Ordinary Canadians are certainly feeling the economic pressures now, more strongly than ever before, after a very long period of unsustainable growth based on low interest rates and rising household debt. The new reality is an acute affordability crisis as housing, food and other costs outstrip wage gains, and the cost of servicing debt soars as interest rates rise.
The hike in interest rates over the past 18 months has worsened the acute housing affordability crisis, resulting in strong political pressure on governments to support rental housing with a bag of policy tools, from scrapping the GST on new apartment construction to directly subsidizing new rental housing developments
However, deficit financed public investments in housing, which are big enough to make a real impact, would likely prompt the Bank of Canada to hike or to maintain high interest rates. The Bank of Canada has only one tool: interest rates. This policy tool is applied bluntly to the whole economy, with effects on housing activity.

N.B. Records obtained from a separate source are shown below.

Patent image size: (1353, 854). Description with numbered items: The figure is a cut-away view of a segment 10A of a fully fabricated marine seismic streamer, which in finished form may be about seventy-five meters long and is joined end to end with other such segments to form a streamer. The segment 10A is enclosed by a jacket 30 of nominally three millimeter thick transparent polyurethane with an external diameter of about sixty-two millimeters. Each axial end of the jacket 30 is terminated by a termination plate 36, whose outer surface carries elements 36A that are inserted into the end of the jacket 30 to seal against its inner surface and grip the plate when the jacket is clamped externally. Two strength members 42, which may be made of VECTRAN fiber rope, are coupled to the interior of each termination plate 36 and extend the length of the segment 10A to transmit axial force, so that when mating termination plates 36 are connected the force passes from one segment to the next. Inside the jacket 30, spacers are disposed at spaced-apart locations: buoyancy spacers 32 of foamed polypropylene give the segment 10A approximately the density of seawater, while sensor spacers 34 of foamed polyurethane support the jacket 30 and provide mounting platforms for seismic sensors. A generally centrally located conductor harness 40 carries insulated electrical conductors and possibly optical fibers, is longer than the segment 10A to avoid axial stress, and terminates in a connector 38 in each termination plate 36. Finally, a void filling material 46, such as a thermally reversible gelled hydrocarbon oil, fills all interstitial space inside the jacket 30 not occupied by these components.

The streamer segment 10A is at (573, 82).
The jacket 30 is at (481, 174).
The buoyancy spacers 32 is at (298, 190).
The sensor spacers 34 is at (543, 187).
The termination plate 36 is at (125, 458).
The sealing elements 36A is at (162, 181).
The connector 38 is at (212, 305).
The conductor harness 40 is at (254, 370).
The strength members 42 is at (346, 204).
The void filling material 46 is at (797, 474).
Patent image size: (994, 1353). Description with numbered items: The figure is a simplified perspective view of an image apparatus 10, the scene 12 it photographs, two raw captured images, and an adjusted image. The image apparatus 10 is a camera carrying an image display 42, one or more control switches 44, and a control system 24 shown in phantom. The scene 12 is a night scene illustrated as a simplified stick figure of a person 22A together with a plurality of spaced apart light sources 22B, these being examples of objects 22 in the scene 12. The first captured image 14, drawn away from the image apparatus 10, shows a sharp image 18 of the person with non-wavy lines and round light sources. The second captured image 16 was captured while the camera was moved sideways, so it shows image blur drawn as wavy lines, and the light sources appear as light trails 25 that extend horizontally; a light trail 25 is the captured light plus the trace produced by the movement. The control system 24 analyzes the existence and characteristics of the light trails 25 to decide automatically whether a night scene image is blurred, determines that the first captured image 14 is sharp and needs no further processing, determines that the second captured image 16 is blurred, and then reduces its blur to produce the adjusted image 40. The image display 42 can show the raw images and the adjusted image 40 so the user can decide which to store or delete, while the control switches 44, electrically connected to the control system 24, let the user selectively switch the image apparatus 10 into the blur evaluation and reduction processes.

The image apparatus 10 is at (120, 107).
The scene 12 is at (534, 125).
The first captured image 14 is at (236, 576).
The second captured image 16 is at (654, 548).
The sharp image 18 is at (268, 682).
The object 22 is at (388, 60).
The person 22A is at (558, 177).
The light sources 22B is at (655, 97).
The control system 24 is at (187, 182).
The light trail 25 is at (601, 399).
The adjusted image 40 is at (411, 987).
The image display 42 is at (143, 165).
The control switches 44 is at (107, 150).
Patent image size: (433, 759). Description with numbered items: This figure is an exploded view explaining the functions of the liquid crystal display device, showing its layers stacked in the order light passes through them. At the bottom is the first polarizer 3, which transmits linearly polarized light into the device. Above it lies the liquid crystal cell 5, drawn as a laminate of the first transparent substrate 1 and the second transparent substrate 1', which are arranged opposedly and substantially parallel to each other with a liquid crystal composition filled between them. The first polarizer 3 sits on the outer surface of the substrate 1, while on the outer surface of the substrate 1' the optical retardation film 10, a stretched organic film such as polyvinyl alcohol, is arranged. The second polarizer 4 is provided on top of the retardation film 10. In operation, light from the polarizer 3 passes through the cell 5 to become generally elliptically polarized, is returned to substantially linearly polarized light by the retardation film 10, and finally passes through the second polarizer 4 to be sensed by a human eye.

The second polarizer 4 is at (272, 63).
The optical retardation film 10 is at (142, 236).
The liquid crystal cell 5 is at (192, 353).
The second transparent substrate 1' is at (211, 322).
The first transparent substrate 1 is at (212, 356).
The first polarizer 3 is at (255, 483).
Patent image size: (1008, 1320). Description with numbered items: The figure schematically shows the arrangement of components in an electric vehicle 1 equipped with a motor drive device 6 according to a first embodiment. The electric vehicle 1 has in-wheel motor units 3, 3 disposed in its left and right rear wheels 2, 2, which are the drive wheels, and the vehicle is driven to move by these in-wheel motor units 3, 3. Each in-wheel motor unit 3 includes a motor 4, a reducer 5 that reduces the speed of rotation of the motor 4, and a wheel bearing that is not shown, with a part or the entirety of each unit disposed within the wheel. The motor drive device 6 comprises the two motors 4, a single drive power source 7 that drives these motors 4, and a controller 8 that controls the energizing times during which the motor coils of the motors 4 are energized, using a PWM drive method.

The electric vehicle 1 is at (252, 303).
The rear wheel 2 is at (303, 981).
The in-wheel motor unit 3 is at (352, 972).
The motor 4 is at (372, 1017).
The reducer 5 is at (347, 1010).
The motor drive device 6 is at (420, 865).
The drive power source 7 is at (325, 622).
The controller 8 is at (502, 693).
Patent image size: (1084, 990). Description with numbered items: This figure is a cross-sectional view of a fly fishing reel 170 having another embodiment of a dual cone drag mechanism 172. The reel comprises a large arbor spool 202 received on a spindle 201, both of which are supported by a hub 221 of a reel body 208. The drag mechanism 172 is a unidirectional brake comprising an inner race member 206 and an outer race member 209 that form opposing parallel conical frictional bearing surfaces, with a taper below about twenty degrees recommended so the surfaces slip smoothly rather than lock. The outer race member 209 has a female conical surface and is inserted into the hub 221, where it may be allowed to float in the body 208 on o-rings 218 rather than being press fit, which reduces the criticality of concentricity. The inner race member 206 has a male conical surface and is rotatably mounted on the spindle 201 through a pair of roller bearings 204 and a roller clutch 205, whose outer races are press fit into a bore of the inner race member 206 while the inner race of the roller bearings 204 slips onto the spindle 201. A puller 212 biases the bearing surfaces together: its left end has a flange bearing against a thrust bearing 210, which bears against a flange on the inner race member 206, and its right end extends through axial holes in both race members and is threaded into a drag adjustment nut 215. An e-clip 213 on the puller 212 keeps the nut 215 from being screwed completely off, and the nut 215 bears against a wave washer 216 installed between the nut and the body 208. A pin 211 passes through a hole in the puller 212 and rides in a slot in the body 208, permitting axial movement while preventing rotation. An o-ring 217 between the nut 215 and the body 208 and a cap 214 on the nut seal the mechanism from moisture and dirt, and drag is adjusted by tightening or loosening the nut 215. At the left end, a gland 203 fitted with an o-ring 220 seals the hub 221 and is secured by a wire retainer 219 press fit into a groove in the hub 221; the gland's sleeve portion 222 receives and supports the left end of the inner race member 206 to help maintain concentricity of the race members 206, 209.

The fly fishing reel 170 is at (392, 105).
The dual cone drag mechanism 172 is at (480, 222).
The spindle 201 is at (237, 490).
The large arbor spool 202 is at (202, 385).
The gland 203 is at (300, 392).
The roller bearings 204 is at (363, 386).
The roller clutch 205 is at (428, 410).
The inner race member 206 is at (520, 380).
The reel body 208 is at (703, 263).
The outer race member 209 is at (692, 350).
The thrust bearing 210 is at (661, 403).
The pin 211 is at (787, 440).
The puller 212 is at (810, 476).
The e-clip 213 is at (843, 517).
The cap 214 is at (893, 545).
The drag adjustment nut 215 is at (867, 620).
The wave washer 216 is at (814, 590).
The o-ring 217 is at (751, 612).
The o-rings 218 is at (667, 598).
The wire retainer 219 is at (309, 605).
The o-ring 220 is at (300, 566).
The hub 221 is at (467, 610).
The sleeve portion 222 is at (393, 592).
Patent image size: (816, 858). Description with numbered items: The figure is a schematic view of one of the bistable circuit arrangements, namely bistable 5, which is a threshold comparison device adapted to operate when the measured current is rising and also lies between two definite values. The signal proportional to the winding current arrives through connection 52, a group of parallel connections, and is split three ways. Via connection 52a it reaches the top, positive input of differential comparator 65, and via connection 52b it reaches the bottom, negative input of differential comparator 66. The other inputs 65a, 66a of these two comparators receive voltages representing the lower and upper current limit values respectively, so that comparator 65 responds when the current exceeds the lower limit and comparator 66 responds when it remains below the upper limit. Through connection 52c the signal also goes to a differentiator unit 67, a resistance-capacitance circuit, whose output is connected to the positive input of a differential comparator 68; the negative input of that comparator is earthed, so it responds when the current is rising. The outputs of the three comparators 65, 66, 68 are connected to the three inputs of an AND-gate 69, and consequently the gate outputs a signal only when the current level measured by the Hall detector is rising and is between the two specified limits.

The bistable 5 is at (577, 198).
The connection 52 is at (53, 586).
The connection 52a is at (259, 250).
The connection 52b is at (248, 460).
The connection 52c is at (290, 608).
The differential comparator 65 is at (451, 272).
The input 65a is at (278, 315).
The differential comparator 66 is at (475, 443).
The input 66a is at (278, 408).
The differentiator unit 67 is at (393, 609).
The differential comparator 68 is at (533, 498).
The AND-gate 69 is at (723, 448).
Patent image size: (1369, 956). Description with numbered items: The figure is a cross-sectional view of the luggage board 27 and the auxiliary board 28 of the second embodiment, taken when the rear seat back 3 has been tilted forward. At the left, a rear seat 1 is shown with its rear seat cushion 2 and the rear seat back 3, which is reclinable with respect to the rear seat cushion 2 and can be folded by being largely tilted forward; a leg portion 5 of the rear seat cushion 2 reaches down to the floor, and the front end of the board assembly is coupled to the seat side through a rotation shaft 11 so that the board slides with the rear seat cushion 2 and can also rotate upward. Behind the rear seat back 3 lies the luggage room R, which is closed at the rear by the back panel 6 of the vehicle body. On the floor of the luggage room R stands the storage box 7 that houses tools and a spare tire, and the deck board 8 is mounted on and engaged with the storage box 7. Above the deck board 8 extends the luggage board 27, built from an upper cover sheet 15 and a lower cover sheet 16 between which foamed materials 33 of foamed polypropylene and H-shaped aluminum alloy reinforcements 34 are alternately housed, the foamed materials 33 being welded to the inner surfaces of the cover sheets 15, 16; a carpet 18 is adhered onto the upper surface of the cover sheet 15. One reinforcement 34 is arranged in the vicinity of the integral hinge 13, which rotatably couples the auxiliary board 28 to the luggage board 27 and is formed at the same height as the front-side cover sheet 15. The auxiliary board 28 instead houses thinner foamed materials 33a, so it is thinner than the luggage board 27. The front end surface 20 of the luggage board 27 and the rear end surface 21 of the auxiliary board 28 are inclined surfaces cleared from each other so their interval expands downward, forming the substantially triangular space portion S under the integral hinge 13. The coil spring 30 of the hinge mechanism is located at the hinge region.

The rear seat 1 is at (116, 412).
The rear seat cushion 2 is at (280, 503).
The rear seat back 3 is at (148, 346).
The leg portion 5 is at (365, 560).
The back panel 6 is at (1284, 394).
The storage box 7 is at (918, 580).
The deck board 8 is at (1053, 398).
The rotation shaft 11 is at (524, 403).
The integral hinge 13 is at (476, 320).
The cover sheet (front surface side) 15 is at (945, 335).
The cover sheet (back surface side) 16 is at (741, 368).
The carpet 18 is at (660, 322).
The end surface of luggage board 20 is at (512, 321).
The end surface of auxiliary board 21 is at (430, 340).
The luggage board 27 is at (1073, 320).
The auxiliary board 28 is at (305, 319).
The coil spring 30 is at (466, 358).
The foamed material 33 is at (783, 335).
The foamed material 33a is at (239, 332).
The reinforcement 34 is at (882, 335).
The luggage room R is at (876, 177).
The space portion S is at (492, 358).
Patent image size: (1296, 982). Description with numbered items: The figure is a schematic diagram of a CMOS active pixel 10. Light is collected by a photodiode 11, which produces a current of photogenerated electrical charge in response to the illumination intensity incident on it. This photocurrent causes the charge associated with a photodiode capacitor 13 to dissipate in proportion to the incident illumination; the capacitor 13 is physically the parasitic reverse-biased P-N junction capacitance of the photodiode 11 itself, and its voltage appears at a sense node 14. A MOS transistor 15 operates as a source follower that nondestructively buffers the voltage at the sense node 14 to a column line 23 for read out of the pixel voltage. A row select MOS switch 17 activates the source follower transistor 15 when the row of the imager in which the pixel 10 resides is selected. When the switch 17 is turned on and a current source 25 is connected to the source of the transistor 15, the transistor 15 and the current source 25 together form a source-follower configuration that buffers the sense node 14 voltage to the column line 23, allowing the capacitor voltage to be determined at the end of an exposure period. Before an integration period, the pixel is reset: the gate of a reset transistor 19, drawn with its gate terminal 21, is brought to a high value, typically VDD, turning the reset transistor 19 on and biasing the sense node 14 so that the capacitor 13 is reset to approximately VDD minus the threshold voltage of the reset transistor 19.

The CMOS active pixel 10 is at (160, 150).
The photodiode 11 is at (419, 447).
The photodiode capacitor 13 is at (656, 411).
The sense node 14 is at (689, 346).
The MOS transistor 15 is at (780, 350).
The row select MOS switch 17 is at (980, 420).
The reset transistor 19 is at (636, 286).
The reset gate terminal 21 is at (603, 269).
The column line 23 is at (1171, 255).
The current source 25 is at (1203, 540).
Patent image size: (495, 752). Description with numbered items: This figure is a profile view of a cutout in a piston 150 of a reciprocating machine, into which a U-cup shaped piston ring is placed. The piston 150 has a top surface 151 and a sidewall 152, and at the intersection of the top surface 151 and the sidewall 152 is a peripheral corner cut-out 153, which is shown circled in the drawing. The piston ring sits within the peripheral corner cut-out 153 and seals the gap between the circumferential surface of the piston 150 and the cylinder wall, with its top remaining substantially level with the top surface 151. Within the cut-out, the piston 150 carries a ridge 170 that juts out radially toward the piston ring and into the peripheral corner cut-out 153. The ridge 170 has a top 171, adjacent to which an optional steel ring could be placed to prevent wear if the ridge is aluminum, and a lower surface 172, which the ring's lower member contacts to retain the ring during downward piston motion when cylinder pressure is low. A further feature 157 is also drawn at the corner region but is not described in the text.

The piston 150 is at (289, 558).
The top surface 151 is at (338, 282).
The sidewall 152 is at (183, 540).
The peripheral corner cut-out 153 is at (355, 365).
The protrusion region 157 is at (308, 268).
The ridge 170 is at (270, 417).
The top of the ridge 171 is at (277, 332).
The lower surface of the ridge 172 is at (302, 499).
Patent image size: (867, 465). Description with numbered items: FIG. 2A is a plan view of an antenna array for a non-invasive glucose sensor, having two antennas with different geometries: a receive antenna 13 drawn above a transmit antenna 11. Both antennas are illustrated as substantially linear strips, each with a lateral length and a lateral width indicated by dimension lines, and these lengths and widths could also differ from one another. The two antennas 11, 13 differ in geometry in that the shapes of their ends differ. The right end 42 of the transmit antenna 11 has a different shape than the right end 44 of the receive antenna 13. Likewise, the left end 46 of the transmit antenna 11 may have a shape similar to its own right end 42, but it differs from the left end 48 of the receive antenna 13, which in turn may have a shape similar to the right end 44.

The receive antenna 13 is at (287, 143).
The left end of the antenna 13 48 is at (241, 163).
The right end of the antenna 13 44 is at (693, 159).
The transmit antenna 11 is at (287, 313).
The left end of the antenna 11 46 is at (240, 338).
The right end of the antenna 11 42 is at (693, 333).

It is true and important to say that inflation is the result of supply side shocks due to the pandemic and other factors, rather than the economy “overheating” and operating above capacity. The Bank of Canada, however, has largely rejected that reasoning, and it alone controls the monetary policy lever.
The sacred texts of neoliberal economics say that fiscal and monetary policy should work in tandem, and that fiscal austerity should prevail until we return to the official 2% inflation rate. This policy set chooses to ignore how many people cannot make rent or afford soaring mortgage payments or pay for their groceries as inflation continues to rise alongside the price of debt. As a key case in point, former Bank of Canada Governor David Dodge has called for limits on public debt, and possibly outright spending cuts, to complement tougher monetary policy.
But there are clear political limits to fiscal austerity. Even the Conservatives favour new fiscal measures for housing that would raise the deficit, despite calling for tougher measures to reduce public debts. The Liberals and the NDP have additionally promised new social investments, from affordable housing to pharmacare.
There is an obvious contradiction of pushing the fiscal accelerator at the same time as pumping the monetary brake, and there is one clear way to reconcile this policy incoherence: hike taxes on the affluent to finance needed public investment without significantly raising the deficit and public debt.
Aggregate demand in the economy would stabilize if a rise in public investment was offset, in whole or in large part, by tax revenue generated by the wealthy.
The federal Liberal government has a patchy, but reasonably progressive, record in terms of social spending, compared with the previous years of neglect. But they have largely sidelined progressive tax reforms which are needed for a necessarily ambitious program.
We can invest greatly in affordable housing in part by collectively spending less on McMansions for the already well housed, vacation properties and other luxury goods and services.
To start, limiting the non-taxation of capital gains on owner occupied housing and special tax treatment of investment above a reasonable threshold, could be used, and popularly backed, to invest in social housing. That would still be a major political challenge.
Still, the unpalatable alternative is to defer desperately needed housing programs until the economy has undergone a perhaps extended period of stagnation if not outright deflation. For even those focused-on indicators of economic growth, public investment in housing should be a necessary policy tool, despite what their monetarist interlocutors may say.
Ordinary Canadians will certainly feel the heat from the price of housing when monetary policy adds fuel to the fire while their pay cheques freeze.